The U.S. last weekend ordered jet fighters to the Panama Canal Zone, where no jets have been based for the past six years. The move was aimed at stopping a projected invasion of Costa Rica by disgruntled Costa Rican émigrés, mightily helped by Nicaragua’s tough strongman, Anastasio (“Tacho”) Somoza.

Tacho makes no bones about hating Costa Rica’s dictator-hating President José (“Pepe”) Figueres, whom he blames for a trying experience last April, when Nicaraguan exiles entering from Costa Rica tried to kill him after a party at the U.S. embassy. About every dark of the moon since then, some kind of anti-Figueres plot has popped up. In July the U.S. got Somoza cooled off only after he had sent a mile-long convoy of armored cars and trucks to the Costa Rican border. But the current plot looked more like the big show than any of the warmups.

The way insiders heard it, the invaders were going to seize five ports, border towns and airfields near them. From these bases, planes would bomb Costa Rica’s defenseless capital, San José. Women in the capital would be stirred up by fifth columnists to parade hysterically to the presidential residence and demand that Figueres resign, to spare his country. His enemies hoped that he would then lose his nerve and turn over his government to a rebel junta.

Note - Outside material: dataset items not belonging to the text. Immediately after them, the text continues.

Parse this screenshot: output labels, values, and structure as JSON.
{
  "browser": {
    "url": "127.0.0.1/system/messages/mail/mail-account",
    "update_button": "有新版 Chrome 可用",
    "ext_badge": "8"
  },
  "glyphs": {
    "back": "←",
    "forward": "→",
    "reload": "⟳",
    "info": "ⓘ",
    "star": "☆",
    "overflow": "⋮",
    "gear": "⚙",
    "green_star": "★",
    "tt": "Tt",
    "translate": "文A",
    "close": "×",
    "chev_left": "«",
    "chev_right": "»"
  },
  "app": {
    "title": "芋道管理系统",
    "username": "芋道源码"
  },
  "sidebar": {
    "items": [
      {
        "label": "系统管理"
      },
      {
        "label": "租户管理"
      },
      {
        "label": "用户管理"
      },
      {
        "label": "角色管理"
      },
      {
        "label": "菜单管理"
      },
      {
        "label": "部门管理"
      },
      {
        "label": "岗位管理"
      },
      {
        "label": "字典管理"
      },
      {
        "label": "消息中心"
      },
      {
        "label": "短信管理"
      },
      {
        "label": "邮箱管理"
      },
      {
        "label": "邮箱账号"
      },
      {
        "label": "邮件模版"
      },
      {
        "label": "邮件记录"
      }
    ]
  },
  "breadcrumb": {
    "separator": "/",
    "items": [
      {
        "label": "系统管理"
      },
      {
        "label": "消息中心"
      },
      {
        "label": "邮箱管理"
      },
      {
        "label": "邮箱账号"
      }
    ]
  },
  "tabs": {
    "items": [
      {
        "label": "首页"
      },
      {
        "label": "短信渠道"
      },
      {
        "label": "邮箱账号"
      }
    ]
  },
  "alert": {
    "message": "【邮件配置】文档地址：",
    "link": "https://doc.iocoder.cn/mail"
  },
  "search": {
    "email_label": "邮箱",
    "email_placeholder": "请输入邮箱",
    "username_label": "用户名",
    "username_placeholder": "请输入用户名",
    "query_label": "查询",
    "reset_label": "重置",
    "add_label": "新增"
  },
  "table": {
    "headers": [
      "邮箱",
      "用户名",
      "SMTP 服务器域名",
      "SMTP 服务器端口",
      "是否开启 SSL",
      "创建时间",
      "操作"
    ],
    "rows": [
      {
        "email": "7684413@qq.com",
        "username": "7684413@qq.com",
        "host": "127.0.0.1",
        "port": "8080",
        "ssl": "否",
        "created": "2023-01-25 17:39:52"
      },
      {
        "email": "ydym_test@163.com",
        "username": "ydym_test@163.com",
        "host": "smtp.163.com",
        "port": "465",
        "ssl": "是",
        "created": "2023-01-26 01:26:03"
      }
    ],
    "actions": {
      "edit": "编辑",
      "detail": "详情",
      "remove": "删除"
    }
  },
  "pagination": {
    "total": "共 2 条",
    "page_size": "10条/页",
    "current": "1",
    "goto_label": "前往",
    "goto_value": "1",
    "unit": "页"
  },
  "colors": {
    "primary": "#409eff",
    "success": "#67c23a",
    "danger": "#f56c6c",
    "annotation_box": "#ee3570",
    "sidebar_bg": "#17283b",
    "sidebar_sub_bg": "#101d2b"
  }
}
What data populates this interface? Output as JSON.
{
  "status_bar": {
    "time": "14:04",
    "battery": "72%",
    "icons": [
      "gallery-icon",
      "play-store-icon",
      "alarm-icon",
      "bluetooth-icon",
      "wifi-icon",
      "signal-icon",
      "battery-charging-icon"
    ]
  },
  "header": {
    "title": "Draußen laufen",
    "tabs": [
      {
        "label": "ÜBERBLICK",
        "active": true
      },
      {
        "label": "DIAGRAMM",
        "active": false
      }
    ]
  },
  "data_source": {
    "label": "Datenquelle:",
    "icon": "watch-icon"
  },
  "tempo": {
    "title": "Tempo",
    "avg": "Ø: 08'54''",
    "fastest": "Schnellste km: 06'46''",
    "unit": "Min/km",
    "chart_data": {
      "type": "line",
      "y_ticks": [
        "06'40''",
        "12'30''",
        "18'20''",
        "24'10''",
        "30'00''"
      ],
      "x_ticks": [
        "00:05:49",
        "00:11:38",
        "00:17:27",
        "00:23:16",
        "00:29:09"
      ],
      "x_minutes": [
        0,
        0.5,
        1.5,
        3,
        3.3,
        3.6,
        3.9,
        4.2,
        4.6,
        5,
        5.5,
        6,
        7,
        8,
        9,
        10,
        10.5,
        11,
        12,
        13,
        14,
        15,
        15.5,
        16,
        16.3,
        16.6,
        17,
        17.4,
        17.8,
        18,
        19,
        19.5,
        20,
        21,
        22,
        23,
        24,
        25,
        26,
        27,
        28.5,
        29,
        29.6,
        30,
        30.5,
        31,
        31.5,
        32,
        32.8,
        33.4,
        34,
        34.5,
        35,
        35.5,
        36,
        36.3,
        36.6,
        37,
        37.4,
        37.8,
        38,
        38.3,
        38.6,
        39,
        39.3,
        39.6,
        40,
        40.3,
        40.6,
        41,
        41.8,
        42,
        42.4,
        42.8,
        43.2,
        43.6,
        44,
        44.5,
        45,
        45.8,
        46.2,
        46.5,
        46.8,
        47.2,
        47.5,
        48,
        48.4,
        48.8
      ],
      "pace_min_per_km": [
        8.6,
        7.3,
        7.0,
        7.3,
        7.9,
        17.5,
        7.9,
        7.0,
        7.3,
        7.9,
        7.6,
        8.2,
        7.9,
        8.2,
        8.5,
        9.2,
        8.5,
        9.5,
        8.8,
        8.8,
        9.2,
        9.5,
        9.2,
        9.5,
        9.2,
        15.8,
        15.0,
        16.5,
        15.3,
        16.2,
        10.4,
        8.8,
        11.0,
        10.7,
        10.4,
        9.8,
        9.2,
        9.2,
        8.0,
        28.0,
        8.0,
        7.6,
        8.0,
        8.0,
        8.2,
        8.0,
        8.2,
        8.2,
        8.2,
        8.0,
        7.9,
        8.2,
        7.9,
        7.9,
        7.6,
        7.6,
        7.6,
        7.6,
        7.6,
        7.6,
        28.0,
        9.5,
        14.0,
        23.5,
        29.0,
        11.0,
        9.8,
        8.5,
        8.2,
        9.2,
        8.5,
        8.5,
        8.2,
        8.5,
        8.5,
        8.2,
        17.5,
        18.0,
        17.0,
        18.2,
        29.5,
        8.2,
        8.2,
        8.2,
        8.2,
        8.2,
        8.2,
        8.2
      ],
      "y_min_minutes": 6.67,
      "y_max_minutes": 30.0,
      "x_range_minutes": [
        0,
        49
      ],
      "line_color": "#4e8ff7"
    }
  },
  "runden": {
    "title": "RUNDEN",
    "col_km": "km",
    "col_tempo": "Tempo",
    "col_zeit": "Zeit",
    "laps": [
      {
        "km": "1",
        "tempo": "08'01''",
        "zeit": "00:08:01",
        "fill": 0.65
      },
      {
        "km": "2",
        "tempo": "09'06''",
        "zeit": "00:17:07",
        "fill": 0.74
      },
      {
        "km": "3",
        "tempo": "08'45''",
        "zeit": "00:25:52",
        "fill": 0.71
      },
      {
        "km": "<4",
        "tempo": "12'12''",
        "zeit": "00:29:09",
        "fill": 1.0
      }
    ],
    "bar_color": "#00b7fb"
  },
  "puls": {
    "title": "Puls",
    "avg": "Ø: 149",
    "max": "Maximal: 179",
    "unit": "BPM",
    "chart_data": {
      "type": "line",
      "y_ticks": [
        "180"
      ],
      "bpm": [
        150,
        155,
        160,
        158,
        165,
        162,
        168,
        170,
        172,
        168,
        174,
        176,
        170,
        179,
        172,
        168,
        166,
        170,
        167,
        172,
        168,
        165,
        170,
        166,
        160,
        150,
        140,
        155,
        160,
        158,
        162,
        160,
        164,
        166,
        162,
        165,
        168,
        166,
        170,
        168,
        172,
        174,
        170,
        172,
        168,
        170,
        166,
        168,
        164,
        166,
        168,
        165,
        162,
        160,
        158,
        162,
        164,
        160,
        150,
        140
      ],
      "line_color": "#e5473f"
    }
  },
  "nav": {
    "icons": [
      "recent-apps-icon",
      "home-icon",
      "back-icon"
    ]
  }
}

In this or any future plot, warplanes were obviously the key. Washington heard last week that Tacho Somoza had finally swung a deal to buy 25 U.S.-made F51 Mustangs from Sweden. When they arrive, he will have far and away the most potent air force of any Central American nation: the F51 was a hot plane in its day. But with deadly U.S. jets only 30 minutes away, Tacho may find that there is not money enough in Nicaragua to tempt any air soldier of fortune to risk combat in a World War II propeller job.